O mercado global da cannabis medicinal ganhou um impulso significativo após o presidente dos EUA, Donald Trump, elogiar os benefícios terapêuticos do canabidiol (CBD) em um vídeo em 28 de setembro. O CBD, um canabinoide não psicoativo, já tem eficácia comprovada no tratamento de epilepsia, dores crônicas, e mitigação de efeitos colaterais da quimioterapia.
Trump defendeu que médicos aprendam sobre o CBD para receitá-lo e afirmou que buscará aprovar a inclusão de tratamentos à base de CBD no Medicare (seguro de saúde federal). O impacto no mercado foi imediato:
- Tilray Brands (Nova York) viu suas ações subirem 20%. A empresa foi pioneira, sendo a primeira da cannabis a abrir capital na NASDAQ em 2018.
- Outras grandes corporações como Canopy Growth (+20%), Aurora Cannabis (+13%), e Cronos Group (+9,5%) também registraram altas.

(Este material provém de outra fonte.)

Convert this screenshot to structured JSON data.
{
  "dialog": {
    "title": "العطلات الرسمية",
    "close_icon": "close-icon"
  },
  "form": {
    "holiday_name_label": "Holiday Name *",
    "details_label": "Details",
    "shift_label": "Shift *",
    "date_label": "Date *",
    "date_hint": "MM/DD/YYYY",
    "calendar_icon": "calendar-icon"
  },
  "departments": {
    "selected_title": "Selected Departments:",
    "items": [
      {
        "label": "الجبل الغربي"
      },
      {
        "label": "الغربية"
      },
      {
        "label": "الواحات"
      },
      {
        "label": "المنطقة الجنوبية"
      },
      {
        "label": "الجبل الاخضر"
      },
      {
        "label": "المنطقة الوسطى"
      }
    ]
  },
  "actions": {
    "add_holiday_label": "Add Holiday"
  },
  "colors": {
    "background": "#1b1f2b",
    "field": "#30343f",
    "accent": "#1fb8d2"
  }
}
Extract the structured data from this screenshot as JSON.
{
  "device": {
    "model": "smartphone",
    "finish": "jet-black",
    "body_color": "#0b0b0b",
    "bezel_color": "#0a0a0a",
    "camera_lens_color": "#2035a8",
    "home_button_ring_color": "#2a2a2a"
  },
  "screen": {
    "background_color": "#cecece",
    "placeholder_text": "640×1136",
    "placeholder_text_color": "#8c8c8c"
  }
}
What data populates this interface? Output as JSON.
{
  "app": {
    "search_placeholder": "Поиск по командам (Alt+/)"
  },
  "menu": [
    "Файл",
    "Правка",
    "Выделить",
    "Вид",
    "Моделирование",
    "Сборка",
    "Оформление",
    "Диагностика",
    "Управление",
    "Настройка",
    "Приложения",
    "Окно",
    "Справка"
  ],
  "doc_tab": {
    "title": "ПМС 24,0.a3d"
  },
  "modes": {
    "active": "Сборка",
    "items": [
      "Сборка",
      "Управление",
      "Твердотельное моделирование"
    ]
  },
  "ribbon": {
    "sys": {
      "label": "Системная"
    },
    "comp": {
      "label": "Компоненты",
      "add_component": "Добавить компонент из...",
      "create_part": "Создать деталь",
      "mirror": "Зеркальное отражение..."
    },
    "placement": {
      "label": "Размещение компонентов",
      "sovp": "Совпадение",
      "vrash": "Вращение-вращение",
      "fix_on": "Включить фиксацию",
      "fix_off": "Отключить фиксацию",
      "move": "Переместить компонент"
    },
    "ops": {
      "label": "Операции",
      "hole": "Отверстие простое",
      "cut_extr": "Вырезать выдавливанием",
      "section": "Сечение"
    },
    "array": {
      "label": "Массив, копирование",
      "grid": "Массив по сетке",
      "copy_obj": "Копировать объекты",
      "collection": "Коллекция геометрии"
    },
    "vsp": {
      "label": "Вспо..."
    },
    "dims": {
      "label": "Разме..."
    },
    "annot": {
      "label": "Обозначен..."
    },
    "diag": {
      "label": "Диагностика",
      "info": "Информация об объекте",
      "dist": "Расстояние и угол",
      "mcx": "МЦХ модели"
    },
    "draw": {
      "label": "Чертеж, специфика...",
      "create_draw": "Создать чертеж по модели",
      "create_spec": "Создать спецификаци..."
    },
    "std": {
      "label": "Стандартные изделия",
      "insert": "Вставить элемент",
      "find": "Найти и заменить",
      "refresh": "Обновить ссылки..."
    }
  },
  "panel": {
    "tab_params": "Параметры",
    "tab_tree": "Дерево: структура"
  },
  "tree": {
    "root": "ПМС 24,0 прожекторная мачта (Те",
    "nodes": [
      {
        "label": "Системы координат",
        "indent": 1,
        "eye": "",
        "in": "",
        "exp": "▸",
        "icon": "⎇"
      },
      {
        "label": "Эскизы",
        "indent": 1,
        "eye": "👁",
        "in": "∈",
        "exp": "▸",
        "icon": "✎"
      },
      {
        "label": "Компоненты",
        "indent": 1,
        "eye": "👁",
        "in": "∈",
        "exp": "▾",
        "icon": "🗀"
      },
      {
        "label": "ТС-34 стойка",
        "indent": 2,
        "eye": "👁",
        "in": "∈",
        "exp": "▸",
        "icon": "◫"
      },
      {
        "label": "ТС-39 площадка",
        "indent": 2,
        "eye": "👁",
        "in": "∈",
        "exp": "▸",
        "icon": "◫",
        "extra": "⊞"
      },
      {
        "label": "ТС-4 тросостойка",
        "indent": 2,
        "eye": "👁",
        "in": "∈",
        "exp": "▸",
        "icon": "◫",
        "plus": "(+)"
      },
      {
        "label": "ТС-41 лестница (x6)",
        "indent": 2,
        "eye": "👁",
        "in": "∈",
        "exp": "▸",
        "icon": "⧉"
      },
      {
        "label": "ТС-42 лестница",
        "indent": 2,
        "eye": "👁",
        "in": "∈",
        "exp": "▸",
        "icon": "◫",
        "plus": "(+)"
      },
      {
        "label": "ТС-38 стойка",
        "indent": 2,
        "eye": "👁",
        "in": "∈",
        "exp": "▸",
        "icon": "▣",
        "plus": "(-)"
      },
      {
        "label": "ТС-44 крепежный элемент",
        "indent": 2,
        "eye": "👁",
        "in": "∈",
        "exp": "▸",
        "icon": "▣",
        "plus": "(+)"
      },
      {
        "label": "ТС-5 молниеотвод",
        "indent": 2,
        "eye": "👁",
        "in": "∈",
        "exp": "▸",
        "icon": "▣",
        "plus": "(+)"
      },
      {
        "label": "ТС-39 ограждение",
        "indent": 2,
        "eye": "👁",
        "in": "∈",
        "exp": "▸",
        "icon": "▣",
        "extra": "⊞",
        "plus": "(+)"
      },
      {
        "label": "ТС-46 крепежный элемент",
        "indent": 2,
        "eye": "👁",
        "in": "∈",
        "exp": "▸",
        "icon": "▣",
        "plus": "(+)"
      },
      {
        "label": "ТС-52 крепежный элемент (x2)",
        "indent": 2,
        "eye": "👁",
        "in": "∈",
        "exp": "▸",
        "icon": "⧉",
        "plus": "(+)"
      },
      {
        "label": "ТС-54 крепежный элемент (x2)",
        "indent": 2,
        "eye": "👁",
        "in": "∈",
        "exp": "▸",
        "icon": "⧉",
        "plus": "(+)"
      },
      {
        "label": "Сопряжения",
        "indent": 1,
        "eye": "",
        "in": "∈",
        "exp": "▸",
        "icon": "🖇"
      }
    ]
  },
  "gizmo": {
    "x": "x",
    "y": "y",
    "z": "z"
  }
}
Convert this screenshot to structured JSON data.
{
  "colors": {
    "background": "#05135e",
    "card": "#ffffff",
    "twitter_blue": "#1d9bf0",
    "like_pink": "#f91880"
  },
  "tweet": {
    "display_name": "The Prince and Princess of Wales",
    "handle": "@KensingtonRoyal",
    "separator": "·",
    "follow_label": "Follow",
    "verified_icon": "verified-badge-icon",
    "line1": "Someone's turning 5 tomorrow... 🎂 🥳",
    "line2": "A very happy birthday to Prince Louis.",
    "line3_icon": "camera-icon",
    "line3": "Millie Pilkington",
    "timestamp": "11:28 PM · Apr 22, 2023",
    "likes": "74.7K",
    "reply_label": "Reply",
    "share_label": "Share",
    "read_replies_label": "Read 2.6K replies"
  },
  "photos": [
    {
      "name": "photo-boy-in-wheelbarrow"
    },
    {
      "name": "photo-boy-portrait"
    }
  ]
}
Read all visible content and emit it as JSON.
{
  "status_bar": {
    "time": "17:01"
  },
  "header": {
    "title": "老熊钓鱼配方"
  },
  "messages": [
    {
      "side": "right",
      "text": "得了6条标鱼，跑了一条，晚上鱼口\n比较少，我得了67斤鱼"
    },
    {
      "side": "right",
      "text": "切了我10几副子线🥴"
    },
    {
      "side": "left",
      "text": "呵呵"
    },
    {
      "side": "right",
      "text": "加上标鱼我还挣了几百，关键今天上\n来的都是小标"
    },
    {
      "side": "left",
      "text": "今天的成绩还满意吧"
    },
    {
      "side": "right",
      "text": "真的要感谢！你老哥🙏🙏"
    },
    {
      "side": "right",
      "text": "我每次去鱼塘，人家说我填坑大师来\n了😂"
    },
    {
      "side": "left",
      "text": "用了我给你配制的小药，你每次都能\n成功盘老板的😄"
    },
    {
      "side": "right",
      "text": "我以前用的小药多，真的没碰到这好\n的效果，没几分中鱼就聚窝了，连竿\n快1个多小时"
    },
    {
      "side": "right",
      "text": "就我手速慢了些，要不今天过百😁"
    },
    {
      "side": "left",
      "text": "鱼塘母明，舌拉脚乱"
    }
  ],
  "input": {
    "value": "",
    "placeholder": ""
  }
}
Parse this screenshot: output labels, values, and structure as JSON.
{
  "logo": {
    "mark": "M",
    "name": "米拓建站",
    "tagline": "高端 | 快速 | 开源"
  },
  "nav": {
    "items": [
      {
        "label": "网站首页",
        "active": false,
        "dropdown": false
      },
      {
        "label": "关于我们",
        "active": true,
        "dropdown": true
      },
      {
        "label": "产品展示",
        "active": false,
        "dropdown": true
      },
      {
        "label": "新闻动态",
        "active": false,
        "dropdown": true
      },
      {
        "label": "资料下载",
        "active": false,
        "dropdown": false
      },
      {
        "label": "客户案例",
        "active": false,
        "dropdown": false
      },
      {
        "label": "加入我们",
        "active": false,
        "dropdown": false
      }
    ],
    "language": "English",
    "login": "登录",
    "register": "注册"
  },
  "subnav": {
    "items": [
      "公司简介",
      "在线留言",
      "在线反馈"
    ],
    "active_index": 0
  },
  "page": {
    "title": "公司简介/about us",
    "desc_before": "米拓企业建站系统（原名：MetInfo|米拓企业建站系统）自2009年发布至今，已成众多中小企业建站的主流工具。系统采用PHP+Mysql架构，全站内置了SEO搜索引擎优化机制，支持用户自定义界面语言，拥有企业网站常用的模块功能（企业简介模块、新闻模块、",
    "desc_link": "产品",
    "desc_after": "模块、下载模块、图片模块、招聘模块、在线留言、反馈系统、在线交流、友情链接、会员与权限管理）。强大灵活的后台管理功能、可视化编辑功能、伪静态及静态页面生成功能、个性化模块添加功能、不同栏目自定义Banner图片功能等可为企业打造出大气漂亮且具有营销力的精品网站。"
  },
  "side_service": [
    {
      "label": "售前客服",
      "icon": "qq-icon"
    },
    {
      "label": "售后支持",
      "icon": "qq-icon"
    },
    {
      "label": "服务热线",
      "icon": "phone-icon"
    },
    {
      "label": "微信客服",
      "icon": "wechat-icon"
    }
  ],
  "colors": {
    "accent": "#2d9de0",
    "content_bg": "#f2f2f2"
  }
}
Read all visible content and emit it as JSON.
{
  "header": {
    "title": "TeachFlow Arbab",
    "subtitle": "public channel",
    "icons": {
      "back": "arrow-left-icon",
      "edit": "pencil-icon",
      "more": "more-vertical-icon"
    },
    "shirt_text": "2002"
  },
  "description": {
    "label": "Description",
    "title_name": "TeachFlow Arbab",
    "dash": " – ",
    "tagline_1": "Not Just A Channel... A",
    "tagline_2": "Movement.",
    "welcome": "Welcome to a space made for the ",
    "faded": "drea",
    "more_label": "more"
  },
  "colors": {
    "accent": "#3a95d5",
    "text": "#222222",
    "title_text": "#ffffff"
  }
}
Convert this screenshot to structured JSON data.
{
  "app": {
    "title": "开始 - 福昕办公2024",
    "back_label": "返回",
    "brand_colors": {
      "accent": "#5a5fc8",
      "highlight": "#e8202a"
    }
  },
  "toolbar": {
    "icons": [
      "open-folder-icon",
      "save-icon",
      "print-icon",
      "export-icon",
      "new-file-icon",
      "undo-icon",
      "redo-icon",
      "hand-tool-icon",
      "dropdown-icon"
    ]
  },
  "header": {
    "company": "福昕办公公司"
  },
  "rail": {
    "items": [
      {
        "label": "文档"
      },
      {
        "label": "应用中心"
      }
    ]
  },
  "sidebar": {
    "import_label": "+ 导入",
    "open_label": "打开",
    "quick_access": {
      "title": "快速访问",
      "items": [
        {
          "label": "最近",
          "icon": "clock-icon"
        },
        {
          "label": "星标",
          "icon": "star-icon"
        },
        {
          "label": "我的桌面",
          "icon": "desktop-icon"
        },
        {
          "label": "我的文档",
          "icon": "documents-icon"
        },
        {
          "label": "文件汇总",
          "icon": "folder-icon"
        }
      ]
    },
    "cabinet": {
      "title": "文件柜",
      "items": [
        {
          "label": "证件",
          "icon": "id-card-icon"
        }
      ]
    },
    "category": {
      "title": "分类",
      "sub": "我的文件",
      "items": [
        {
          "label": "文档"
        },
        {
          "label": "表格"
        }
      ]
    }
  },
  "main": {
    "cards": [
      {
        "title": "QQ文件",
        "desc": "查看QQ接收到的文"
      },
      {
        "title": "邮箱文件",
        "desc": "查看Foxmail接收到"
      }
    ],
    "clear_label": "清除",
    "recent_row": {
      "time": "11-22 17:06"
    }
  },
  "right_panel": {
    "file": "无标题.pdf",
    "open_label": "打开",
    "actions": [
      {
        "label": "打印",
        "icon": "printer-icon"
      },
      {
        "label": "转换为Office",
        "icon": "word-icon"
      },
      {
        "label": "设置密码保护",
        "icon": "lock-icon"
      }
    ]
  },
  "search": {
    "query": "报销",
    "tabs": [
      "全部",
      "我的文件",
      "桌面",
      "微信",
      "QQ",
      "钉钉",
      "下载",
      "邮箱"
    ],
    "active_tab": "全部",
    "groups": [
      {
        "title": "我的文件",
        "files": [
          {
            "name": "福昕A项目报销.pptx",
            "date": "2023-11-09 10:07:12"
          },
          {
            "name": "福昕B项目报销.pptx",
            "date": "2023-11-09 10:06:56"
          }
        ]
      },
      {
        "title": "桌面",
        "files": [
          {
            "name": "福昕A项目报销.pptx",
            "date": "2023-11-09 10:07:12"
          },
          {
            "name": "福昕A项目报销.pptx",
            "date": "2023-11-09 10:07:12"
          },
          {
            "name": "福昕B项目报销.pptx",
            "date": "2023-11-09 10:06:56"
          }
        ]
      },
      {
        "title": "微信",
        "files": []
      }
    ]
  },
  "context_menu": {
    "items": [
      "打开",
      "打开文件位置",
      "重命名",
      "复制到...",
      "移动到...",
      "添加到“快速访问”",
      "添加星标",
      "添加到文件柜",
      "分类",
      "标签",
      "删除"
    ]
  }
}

O mercado mundial da maconha medicinal estava avaliado em US$ 13 bilhões em 2022, com um crescimento anual esperado de 21,8% entre 2023 e 2030, evidenciando o enorme potencial da “Cannabis que não afronta a ‘moral e os bons costumes’”.
Do Empreendedorismo à Repressão: Os Dois Pesos e Duas Medidas
O avanço do chamado “capitalismo canábico” — a mercantilização global da cannabis — contrasta drasticamente com o endurecimento da política externa e interna dos EUA sob o lema da ‘Guerra às Drogas’.
Endurecimento no Exterior
Em seu segundo mandato, Trump assinou uma ordem executiva classificando grupos do crime organizado latino-americano (como o Cartel de Sinaloa, Tren de Aragua e Mara Salvatrucha) como “grupos terroristas”. Essa classificação retira os grupos dos limites do Estado Democrático de Direito, permitindo a Washington a adoção de medidas como:
- “Interrogatórios reforçados” (tortura).
- Prisões sem acusação formal.
- Desaparecimento forçado e confisco de bens.
Além disso, Trump “descertificou” a Colômbia do presidente Gustavo Petro por “não colaborar com a política antidrogas”, o que pode levar a sanções econômicas e quebra de acordos militares.
Incoerência no Front Interno
Internamente, a política de drogas americana mantém a lógica da ‘Guerra às Drogas’ dos anos 80, focada na repressão ao tráfico estrangeiro e na punição de traficantes negros, asiáticos e hispânicos. Essa repressão contribui para o maior sistema carcerário do mundo, com mais de 2 milhões de pessoas presas.
Essa postura contrasta com o tratamento dado a negociadores de drogas com perfil social diferente. Um exemplo notório é o perdão concedido por Trump a Ross Ulbricht, um homem branco, rico e formado em Física, condenado à prisão perpétua em 2015 por ser o dono do site Silk Road. Trump chegou a elogiar Ulbricht por sua “inventividade e empreendedorismo“.
O Quadro da Legalização e Repressão no Brasil
No Brasil, apesar da recente decisão do STF (Supremo Tribunal Federal) que regulamentou o consumo legal de maconha (definindo limites de gramas e pés para diferenciar usuário de traficante), a repressão policial segue a mesma lógica racializada dos EUA:
- O ‘usuário’ de maconha costuma ser branco, estudante e de classe média ou alta.
- O ‘traficante’ é majoritariamente negro, indígena, periférico, pobre e de baixa escolaridade.
A ‘Guerra às Drogas’, como resume o professor Paulo Pereira (PUC-SP), nunca foi sobre as drogas em si, mas sobre quem as negocia e consome. Quando o produto, o lucro e o uso estão no topo da hierarquia social (branca), prevalece a legalidade. Quando está na base (populações racializadas), prevalece a repressão.